A: No. Chinese law allows receiving and using restricted US chips as long as import duties are paid. The legal violation happens on the export side - US companies and middlemen who ship chips to China break American export control laws.
Q: How much do these chips normally cost in the US?
A: Nvidia's B200 racks typically sell for around $326,000 in the US market. The $489,000-570,000 prices in China represent a 50% premium. At peak demand in May, prices reached over $650,000 per rack.
Q: How do buyers actually get these banned chips once they're in China?
A: Most transactions happen through social media groups connecting sellers with data center operators. Buyers meet sellers in person, test chips for authenticity, then pay cash and take hardware immediately. It works like any commodity market.
Q: What's the performance difference between banned and allowed chips?
A: The banned B200 significantly outperforms China's allowed H20 chip for AI training. However, for AI inference (running completed models), the H20's large memory makes it competitive and more cost-effective than smuggled options.
Q: How big is this black market compared to legitimate sales?
A: The $1 billion in smuggled chips over three months represents a fraction of Nvidia's total sales.
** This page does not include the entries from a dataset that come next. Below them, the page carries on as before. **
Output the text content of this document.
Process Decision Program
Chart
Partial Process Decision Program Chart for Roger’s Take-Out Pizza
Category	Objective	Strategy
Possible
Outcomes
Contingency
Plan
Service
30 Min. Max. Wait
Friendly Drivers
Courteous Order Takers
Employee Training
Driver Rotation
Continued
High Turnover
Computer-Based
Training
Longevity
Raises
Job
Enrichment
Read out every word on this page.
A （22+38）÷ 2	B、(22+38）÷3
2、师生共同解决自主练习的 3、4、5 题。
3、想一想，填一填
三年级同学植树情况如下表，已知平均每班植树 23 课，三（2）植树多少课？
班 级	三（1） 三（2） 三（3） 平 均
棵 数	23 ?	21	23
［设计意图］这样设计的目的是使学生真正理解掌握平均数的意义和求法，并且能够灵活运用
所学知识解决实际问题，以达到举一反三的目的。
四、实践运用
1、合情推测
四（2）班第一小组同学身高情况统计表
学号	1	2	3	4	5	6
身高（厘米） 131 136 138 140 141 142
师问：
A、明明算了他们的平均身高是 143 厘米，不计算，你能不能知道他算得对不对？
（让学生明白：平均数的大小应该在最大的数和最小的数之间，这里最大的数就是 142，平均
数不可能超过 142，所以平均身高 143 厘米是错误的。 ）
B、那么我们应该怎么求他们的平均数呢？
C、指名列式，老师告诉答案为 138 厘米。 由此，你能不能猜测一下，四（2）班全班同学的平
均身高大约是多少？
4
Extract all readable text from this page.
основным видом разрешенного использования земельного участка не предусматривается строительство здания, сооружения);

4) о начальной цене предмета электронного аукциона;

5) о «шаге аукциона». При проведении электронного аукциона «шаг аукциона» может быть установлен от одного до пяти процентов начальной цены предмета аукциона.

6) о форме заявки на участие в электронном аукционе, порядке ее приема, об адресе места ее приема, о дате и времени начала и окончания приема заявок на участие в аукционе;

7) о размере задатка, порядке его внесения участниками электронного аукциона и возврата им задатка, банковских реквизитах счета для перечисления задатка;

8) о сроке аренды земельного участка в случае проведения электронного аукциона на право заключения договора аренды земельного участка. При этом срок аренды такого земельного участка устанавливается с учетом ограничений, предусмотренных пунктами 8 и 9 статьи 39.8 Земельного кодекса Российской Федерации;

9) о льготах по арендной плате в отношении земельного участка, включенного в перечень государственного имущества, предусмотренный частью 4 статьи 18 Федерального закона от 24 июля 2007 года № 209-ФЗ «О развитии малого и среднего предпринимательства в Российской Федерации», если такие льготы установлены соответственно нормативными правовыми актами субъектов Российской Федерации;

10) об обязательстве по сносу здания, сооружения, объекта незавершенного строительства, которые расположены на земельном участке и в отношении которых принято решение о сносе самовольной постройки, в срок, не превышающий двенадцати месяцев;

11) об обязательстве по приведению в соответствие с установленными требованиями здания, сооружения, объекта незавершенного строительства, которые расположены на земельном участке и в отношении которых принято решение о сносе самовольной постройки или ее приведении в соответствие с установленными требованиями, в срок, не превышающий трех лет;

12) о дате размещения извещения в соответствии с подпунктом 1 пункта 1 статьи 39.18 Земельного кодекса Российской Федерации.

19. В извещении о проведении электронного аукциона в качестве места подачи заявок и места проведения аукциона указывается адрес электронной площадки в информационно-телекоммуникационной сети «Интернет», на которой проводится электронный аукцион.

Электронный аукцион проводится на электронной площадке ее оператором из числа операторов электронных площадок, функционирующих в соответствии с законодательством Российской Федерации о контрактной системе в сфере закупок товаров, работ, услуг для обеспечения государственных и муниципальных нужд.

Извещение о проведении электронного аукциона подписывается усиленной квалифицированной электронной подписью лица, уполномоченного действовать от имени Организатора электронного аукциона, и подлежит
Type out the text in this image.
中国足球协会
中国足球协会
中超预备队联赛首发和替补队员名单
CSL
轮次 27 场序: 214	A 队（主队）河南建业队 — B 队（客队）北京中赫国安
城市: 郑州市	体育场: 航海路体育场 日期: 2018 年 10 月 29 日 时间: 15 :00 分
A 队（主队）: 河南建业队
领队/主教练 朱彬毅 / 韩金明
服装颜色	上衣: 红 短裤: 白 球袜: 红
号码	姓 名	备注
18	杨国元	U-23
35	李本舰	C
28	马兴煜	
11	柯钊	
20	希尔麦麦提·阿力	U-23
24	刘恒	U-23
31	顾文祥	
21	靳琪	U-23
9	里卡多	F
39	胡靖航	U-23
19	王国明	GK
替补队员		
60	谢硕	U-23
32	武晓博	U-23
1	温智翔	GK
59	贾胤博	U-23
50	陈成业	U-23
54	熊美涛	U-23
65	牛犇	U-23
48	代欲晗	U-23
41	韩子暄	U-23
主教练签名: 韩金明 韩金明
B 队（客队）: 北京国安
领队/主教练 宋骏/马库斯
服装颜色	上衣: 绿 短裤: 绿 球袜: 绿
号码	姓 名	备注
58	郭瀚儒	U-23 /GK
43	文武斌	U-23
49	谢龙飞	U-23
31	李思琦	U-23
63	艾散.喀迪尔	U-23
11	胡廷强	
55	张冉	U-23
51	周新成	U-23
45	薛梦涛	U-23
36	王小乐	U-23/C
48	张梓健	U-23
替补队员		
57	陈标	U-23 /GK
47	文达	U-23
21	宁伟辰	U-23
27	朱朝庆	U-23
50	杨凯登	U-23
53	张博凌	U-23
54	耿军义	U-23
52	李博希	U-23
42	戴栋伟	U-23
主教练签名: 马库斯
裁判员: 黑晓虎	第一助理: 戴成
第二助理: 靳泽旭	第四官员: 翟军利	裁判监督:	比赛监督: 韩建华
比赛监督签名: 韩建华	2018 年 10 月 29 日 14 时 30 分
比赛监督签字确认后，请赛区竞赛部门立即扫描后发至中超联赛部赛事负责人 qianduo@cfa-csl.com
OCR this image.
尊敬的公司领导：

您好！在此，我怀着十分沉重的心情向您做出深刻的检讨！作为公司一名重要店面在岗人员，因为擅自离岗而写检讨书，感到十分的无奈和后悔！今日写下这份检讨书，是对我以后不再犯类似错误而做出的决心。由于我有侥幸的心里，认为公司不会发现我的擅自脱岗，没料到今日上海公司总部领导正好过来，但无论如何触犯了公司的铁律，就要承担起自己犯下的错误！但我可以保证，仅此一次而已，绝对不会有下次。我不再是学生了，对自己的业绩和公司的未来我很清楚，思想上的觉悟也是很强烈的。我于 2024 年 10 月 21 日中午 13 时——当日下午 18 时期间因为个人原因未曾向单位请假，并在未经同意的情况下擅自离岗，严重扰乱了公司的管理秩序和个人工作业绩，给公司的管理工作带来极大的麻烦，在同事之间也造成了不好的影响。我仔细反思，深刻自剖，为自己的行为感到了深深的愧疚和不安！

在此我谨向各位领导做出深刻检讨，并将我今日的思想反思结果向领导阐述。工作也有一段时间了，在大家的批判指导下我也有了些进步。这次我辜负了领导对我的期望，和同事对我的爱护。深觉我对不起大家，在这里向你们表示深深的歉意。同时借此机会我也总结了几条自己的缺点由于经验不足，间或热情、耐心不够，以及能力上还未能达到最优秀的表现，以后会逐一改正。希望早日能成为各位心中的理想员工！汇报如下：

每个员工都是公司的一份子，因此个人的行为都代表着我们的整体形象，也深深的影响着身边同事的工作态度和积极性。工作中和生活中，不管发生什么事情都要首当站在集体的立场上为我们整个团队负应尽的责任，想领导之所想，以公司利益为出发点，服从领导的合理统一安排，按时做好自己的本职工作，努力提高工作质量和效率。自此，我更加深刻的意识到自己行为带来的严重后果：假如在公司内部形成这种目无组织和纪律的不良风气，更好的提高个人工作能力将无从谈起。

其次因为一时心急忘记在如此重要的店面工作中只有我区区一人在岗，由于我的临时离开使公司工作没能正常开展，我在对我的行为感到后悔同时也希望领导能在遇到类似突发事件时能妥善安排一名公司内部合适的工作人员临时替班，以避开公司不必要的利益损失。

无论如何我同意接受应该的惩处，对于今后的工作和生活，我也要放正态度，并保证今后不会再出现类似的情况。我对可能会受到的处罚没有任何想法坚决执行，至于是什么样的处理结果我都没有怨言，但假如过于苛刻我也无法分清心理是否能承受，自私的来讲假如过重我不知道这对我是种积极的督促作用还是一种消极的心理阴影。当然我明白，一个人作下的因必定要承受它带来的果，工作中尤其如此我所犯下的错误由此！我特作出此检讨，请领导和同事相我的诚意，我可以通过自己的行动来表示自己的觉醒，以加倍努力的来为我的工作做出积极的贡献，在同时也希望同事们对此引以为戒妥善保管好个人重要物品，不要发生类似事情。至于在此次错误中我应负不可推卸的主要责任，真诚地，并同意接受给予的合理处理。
The company's revenue hit $60 billion in 2024, with most coming from legitimate US and international customers.
Q: Why did Jensen Huang push Trump to allow H20 sales again?
A: Huang argued that Chinese competitor Huawei was developing equivalent chips, so export controls only hurt Nvidia's profits. Critics say this is false - Huawei chips power just 3% of global supercomputing with limited production capacity.
Q: What happens if US companies get caught shipping banned chips?
A: Companies face severe penalties including hefty fines, criminal charges for executives, and being added to restricted entity lists that bar them from buying US technology. Commerce can also revoke export licenses.
Q: How do export controls actually work in practice?
A: US companies must get government licenses before shipping advanced chips to certain countries. Controls target specific performance thresholds - chips above certain speeds or capabilities need approval. Nvidia designed the H20 to stay below these limits.